Gianni Berengo Gardin
Quando ancora non avevo acquistato una reflex, e il massimo a cui ambivo era una fotocamera usa e getta, lavoravo in un negozio di jeans.
Per tutto il negozio vi erano foto bellissime, che ritraevano Marilyn Monroe, il panorama di Seattle, New York, un ritratto di James Dean, il pranzo nel cielo degli operai e decine di altre foto.
Tra queste, lo scatto di un’ auto, realizzato in Gran Bretagna nel 1977 da Gianni Berengo Gardin.
Il mestiere del fotoreporter è affascinante ma la cosa che mi lascia sempre senza fiato è, a distanza di anni, entrare in contatto con persone che fino ad una decina di anni fa erano presenti nei primi anni della mia vita e nell’adolescenza, con le loro canzoni, con i loro film, e anche con i loro scatti.
Come se la vita avesse voluto darmi delle anteprime di quello che sarebbe stato il mio futuro.
Una terminata l’attività nel negozio di abbigliamento, alcune foto, per ricordo degli anni passati a sistemare jeans, le ho volute portare a casa. Seattle e… l’auto.
Quella bellissima foto, posta al centro della sala, diventata così normale, come per ogni cosa che vediamo ogni mattina, che mi ero quasi dimenticato fosse lì, sotto i miei occhi, da ormai 11 anni…
Ieri ho incontrato, parlato, stretto la mano e fotografato uno dei più grandi fotografi italiani contemporanei: Gianni Berengo Gardin.
Non capita tutti i giorni di fotografare persone come il Maestro e ieri ho avuto la fortuna di fotografarlo ben due volte in un giorno, una volta in conferenza e la seconda all’inaugurazione della mostra.
Il mestiere del fotoreporter dicevo, è affascinante ma troppo spesso hai i minuti contati, e per chi è alle prime armi come me fare una foto inutilizzabile è semplicissimo, senza contare che spesso incide l’emozione, la fretta, la paura di sembrare impacciato, e il fiato sul collo di altri tuoi colleghi che giustamente rivendicano il diritto di “portare a casa lo scatto” anche loro, senza contare che alcuni di questi praticano questo lavoro da diverse decine di anni prima di te.
Durante la conferenza vedi parlare un Maestro, che con due frasi riesce ad insegnare più di qualsiasi corso di fotografia, grazie alle sue 82 primavere che gli hanno permesso di realizzare un’ impressionante numero di scatti, 183 dei quali in mostra (aperta al pubblico da oggi 14 giugno 2013) “Storie di un fotografo” a Palazzo Reale a Milano.
Quando vedi un monumento parlare, ad intontirti maggiormente ci sono anche i tuoi sogni e le tue ambizioni di 25enne con tanto da imparare.
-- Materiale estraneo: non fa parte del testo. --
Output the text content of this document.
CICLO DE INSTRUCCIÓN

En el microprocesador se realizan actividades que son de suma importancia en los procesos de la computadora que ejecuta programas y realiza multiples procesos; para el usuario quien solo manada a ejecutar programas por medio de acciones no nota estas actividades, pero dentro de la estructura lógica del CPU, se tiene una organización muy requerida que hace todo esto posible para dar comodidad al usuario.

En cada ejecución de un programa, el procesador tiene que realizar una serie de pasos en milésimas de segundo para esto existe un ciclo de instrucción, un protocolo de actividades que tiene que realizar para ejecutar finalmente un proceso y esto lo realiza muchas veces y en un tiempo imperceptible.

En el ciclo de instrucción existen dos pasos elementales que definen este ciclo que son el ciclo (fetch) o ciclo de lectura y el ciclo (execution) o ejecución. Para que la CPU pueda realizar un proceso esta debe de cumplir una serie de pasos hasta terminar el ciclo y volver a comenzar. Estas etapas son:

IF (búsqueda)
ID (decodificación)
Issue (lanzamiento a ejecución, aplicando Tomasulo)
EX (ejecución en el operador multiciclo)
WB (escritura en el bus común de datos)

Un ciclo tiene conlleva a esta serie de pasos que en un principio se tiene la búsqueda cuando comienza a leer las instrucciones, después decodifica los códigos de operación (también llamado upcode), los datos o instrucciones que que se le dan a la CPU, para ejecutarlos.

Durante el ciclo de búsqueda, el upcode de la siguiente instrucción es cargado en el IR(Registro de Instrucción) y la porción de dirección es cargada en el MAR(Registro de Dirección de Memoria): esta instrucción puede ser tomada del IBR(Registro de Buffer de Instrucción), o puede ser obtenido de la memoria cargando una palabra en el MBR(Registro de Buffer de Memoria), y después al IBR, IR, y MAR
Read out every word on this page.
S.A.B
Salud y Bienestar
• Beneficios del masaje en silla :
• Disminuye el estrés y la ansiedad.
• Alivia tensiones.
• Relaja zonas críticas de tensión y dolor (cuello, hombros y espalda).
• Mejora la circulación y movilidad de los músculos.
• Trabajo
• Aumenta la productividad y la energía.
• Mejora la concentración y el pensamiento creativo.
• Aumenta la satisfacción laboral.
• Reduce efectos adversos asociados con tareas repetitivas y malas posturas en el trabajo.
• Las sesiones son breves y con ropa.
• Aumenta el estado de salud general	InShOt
Ti vedi tra 60 anni al suo posto (o almeno speri) a parlare delle tue fotografie, della tua mostra…
Poi viene il momento di fare sul serio e ti trovi davanti Lui.
Non ti tiri indietro e sei propenso all’errore irreversibile. Anche se per qualche minuto in posa solo per te, solo per la tua fotocamera, ti sembra una situazione surreale.
Lui 82 anni, di cui 83 passati dietro una fotocamera e tu. 25 anni, passati dietro una fotocamera molto pochi e ti trovi a dovergli dare indicazioni su che posa assumere. I “LOL” si sprecano.
Mi sono sentito come in un reality di cucina, a preparare una pietanza per farla valutare poi aGordon Ramsay. Lungi da me di mostrargli le foto, anche se dubito avrebbe potuto reagire come il noto cuoco.
Ad ogni modo quando si presentano queste occasioni, la prima cosa che mi passa per la testa è cercare con tutti gli sforzi possibili di creare scatti “immortali”.
Poi ogni volta sbaglio qualcosa, mi chiedo se sono tagliato per questo lavoro ma non mi arrendo mai…
Mi piace pensare davvero che tra una sessantina d’anni, quando sarò anziano e un po’ più sordo di ora, davanti ad un pubblico parlerò a chi avrà la mia età di adesso, un aneddoto divertente sulle mie prime avventure fotografiche.